How RBI can prepare for climate-related risk management – Economic Times | Region & Cash

Last week, Shaktikanta Das announced that the Reserve Bank of India (RBI) “will issue a discussion paper on climate change and climate change-related risks,” adding, “The increased demands for corporate and industrial financing to combat climate change are heavily influenced by the global development of climate-related risk management.’

So how can RBI prepare for this clear and present danger? One set of tools are scenario analyzes and stress tests of the banking system. Recently, the European Central Bank (ECB) conducted its first climate test with startling results: A sudden increase in carbon prices combined with floods and droughts this year would result in losses of at least $71.1 billion for the eurozone’s largest banks.

Other central banks, including those of France, China, Malaysia and Japan, have also conducted or plan to conduct scenario analysis and stress tests to assess the resilience of their financial systems to climate risks. It’s time for RBI to take the baton too.


source of financial risk

Climate risk interacts with and amplifies the traditional risks facing banks – credit, liquidity, operational and reputational risk. For example, lending to the thermal power generation sector involves significant credit risk. This is because higher carbon taxes, demand substitution with lower emission options, higher commodity costs and lower availability of capital lead to higher counterparty default probabilities.

Several imported coal-fired power plants in India are located in or near coastal areas. These are vulnerable to the physical risks of climate change from sea level rise and the increasing severity of extreme weather events such as cyclones and floods. This, in turn, is a potential source of credit risk for banks lending to such assets.

Climate-Related Disclosure Framework

A prerequisite for conducting such supervisory exercises is the collection of climate-related data from financial institutions for risk identification and measurement. Mandatory climate-related disclosures are becoming a reality. Some of these disclosure requirements align with the Task Force on Climate-Related Financial Disclosures (TCFD).

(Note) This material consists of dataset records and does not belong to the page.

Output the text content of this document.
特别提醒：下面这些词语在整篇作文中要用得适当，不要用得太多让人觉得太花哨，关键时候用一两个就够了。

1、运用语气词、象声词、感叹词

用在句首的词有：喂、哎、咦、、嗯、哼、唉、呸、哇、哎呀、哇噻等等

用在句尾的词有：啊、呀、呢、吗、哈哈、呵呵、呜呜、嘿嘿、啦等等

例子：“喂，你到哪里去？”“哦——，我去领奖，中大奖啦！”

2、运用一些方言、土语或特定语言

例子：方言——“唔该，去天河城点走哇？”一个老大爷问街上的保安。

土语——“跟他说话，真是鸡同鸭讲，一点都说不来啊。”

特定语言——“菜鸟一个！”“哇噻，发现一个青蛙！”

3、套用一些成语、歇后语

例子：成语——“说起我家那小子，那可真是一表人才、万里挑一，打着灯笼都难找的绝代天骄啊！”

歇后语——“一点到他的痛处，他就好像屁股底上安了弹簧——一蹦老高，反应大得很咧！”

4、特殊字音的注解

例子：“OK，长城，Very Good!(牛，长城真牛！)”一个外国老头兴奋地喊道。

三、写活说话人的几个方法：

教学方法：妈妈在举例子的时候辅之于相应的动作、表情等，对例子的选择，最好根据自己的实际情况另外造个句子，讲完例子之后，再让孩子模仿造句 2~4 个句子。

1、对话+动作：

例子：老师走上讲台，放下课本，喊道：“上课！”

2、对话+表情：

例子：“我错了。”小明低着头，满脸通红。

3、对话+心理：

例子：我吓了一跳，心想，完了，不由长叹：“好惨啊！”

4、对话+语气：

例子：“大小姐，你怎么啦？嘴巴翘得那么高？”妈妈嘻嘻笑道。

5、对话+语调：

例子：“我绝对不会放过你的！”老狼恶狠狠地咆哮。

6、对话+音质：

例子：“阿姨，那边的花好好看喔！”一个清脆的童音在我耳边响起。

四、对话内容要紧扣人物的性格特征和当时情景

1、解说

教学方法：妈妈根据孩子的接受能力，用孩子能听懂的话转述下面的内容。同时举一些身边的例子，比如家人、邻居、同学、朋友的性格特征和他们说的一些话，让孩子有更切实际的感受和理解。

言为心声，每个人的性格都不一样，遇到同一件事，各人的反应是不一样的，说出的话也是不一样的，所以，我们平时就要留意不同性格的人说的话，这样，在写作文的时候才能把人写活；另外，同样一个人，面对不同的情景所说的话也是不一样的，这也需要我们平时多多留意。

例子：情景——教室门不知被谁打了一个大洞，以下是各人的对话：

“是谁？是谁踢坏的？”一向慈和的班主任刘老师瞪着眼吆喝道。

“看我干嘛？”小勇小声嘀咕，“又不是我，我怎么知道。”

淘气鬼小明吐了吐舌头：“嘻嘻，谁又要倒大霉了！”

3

Last year, the G7 committed to making TCFD reporting mandatory. Countries such as New Zealand, Japan, Malaysia and the UK mandate TCFD-aligned or TCFD-inspired climate claims. The TCFD framework has four thematic areas: (1) Governance, (2) Strategy, (3) Risk Management, and (4) Metrics and Goals. For example, under (2) organizations must disclose the resilience of their strategy to a 2°C or lower scenario. TCFD provides supplementary guidance for banks and other financial institutions in these four areas.

Use global experience
TCFD is endorsed by 110 financial regulators, including 50 central bankers, and 2,600 organizations worldwide follow its regulations. There are several lessons to be learned from this for Indian banks. RBI is also part of the Network for Greening the Financial System (NGFS), a group of 114 central banks and financial regulators aiming to share best practices that contribute to the development of environmental and climate risk management in the financial sector.

NGFS has developed four standardized climate scenarios that central banks can use as a starting point. RBI can learn from other central banks that have already conducted climate tests with scenarios from NGFS and disclosures according to TCFD.

Obligation to disclose climate data for banks
India has already introduced a sustainability disclosure standard: Business Responsibility and Sustainability Reporting (BRSR). While BRSR focuses on broader environmental, social and governance (ESG) disclosures, TCFD focuses on climate-related disclosures. BRSR also does not include scenario analysis, an important part of TCFD. Better coordination between the RBI and the Securities and Exchange Board of India (Sebi) can help mandate climate-related disclosures for banks as part of their BRSR disclosures.

TCFD-compliant disclosure by banks will not only benefit RBI, but also other stakeholders, such as e.g. B. Investors, provide data points to assess a bank’s reputation from a climate risk perspective. It will also help banks take climate risks into account when lending and introduce green financial products to de-risk their loan books. This will increase uptake of green credit and finance for low-carbon activities and help India meet its climate goals.

The step-by-step implementation of TCFD was not easy for banks

According to a May 2021 KPMG survey of TCFD disclosures from 25 global banks, scenario analysis is still evolving. Banks have yet to fully quantify the impact of climate change on their strategy.

Companies struggle to collect, compile and analyze detailed emissions-related data across all aspects of their operations. It becomes more difficult for banks when they have to disclose financed issues. Therefore, RBI should allow banks to phase out TCFD-aligned information to help them get used to the nuances of climate reporting and climate-related scenario analysis.